What is not known is whether Australian management being their recent warranty scam have been sacked or simply reprimanded.
Already under fire for its past performance, Hewlett-Packard said overnight that it has appointed three new directors, increasing its board from nine to 12 members.
The new directors are Robert “Dob” Bennett, former president and CEO of Liberty Media Corporation; Raymond Ozzie, former chief software architect of Microsoft and founder of Talko; and James Skinner, former CEO of McDonald’s and Walgreen’s current chairman.
The appointments are effective immediately, according to HP, which said it is still searching for additional directors and a permanent non-executive chairman.

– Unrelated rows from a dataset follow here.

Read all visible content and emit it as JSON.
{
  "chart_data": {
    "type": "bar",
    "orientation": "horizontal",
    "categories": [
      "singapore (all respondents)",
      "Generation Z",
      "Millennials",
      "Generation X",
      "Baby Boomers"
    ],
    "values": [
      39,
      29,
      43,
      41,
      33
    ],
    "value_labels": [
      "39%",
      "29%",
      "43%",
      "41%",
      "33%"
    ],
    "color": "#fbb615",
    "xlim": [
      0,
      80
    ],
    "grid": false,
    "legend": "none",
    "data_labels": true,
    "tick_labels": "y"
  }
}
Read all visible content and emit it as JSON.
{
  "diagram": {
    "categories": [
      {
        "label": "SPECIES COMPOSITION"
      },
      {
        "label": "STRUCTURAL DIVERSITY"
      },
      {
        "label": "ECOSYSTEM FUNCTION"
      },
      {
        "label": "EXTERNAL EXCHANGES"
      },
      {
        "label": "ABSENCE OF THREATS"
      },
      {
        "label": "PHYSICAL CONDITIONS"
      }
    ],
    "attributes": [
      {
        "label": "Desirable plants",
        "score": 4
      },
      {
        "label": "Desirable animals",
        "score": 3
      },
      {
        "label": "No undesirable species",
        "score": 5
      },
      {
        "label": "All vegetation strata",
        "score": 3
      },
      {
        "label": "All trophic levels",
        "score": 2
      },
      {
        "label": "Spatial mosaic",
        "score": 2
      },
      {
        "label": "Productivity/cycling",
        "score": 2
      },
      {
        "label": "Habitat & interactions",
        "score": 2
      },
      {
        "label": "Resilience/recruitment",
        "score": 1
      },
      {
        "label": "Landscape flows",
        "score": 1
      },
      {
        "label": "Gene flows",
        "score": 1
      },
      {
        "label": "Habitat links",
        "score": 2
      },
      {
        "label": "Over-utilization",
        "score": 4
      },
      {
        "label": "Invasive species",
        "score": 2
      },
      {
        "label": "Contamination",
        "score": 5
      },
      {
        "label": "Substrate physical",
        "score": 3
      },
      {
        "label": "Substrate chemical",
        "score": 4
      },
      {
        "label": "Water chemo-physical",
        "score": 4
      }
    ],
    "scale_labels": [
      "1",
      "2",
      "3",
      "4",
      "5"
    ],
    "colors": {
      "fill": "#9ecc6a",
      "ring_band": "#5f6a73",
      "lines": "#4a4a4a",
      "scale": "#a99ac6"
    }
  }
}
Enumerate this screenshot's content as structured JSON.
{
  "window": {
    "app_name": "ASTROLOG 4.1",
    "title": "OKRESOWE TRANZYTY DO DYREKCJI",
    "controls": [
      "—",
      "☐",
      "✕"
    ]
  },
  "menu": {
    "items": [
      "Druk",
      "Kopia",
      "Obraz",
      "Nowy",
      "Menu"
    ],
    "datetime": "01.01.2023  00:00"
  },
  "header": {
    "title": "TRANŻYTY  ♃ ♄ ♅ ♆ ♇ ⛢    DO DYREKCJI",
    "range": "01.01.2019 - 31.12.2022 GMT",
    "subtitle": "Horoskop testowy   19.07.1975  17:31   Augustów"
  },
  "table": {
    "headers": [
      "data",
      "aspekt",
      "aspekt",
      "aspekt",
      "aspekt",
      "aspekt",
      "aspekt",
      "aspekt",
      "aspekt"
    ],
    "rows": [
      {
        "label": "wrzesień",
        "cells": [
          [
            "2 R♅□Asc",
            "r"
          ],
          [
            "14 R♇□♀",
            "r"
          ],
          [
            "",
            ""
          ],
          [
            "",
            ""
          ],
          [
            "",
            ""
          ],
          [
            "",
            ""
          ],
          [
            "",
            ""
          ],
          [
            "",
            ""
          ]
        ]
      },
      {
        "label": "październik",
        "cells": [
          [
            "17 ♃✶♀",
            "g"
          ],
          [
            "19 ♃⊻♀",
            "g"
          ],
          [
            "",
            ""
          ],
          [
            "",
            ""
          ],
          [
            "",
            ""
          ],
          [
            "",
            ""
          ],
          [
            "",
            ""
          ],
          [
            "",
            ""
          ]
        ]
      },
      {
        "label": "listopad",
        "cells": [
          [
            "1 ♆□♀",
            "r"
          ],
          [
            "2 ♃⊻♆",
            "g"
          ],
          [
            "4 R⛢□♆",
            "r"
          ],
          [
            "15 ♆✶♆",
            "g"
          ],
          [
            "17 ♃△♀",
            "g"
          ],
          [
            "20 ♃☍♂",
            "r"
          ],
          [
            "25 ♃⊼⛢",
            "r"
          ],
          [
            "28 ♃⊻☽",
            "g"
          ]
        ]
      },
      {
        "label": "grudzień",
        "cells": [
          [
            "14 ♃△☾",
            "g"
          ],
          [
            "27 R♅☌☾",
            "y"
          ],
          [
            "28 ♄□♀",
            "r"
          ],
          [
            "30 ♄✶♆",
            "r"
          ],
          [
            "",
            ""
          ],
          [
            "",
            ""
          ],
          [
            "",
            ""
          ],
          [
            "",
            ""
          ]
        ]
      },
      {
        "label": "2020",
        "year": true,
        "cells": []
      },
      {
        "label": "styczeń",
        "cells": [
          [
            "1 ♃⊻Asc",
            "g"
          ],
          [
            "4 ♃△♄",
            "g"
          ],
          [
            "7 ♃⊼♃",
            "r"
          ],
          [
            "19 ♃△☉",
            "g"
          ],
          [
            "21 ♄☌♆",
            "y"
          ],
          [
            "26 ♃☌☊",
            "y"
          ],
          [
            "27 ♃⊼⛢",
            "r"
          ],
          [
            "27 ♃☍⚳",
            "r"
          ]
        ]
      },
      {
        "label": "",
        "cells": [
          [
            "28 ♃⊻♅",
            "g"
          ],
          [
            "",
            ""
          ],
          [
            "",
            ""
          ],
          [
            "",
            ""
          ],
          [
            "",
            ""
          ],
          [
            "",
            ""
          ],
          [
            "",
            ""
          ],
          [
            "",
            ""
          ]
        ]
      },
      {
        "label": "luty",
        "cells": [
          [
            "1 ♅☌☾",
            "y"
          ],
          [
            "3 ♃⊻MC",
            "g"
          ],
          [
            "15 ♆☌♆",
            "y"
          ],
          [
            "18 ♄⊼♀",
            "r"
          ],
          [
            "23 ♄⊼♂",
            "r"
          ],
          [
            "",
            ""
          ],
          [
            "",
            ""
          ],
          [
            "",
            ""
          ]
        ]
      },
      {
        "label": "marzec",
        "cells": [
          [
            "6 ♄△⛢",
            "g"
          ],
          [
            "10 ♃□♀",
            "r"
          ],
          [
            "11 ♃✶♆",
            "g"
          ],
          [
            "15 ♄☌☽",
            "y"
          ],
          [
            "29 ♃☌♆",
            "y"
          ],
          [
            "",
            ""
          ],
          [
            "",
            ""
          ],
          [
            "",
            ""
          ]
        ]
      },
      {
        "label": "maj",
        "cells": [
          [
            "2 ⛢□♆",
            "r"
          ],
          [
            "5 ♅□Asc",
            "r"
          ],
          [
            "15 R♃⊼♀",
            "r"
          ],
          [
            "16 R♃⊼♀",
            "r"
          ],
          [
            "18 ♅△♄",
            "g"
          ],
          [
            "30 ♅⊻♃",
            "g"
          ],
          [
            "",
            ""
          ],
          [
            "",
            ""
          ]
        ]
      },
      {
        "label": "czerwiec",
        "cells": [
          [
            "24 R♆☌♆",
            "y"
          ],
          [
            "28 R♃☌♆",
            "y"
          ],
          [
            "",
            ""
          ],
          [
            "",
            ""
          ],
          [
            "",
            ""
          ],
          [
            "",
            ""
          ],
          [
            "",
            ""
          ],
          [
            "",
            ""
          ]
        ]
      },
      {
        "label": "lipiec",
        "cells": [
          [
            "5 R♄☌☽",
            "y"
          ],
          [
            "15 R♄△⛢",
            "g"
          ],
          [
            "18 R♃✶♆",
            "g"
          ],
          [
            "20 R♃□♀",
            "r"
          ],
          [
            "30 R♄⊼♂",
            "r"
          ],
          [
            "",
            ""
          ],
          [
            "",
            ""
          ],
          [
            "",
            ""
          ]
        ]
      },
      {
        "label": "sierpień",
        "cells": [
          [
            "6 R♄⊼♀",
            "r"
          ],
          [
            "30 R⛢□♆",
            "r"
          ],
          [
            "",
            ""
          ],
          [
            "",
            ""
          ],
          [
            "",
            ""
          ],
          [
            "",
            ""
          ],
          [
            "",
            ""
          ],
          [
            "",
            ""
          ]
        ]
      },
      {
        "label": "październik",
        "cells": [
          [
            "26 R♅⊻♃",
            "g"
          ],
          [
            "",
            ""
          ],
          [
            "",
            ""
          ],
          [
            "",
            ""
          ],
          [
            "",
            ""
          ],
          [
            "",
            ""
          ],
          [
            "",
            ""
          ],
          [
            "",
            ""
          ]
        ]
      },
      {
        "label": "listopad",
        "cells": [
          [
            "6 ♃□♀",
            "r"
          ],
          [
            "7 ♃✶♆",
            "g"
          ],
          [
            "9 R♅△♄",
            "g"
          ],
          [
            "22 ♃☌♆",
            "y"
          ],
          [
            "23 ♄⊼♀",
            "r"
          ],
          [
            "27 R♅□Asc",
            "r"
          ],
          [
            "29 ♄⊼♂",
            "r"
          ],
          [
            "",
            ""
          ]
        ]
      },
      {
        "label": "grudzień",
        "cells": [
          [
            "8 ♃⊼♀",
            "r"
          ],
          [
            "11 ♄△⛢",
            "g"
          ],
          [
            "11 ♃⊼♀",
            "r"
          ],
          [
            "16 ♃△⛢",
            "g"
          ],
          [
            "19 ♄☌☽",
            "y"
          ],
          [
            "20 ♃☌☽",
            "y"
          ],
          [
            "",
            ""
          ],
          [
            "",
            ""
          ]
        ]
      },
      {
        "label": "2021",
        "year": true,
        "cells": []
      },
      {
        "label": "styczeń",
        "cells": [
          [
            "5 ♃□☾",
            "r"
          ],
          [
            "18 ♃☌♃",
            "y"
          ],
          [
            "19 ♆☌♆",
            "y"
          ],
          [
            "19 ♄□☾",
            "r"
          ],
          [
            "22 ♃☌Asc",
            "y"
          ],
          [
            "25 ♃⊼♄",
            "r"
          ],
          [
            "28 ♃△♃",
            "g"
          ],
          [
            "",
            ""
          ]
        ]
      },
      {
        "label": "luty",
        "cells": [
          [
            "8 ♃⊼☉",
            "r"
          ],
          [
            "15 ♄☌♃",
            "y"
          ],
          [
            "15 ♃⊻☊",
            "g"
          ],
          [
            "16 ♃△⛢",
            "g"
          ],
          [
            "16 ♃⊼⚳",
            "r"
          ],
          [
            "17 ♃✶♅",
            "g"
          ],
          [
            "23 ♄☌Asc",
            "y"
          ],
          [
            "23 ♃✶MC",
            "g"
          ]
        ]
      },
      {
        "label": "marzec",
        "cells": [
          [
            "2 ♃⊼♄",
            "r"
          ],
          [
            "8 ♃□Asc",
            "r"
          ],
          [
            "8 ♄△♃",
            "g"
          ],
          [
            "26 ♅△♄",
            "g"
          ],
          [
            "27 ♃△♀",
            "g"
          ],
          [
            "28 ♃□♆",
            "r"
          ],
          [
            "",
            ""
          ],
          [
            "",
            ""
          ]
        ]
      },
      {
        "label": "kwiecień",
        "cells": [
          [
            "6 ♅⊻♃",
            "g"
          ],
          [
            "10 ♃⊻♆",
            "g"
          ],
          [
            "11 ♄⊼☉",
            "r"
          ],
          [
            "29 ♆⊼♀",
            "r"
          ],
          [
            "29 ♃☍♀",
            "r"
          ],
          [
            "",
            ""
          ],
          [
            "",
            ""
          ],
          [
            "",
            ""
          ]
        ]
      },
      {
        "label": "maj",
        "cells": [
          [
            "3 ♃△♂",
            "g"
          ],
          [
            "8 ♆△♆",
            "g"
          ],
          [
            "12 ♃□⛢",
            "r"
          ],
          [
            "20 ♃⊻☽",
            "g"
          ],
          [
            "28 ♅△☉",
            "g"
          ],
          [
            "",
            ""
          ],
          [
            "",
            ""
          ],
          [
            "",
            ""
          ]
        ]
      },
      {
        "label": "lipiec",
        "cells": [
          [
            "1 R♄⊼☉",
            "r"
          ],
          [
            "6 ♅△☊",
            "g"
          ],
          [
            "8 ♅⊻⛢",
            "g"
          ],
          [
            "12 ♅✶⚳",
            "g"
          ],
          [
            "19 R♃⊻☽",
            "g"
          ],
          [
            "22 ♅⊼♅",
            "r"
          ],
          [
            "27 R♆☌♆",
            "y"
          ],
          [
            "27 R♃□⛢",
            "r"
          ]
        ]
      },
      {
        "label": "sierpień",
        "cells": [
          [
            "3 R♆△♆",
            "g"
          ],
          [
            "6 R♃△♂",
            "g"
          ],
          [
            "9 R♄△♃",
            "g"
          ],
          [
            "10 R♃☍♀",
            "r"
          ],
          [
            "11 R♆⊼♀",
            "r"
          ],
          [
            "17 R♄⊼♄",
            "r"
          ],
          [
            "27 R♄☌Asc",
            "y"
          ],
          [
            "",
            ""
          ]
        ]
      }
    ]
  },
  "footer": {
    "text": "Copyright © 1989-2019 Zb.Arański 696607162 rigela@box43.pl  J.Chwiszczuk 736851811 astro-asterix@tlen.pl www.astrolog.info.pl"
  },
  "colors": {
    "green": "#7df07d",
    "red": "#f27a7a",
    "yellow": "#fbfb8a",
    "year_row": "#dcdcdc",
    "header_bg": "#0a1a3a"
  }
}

Ralph Whitworth was named interim chairman in April, after Ray Lane gave up that post, but remained an HP director, amid criticism over the board’s stewardship of the storied Palo Alto Company. Two other board members – John Hammergren and G. Kennedy Thompson – also resigned at the time.
The biggest investor concern was HP’s $11 billion purchase of British software company Autonomy in 2011, a deal HP later wrote off for about $8.8 billion because it said had been misled about Autonomy’s value.
“In April, we made a pledge to recruit the very best, most talented leaders to HP’s already outstanding board,” Whitworth said in a company statement announcing the three new directors. “Dob, Ray and Jim bring tremendous capital allocation, technological, operational and leadership expertise and experience to the table.”
In Australia local management are not returning calls instead they are hiding behind motherhood press statements despite the seriousness of their actions in deceiving consumers over their warranty rights relating to PC’s.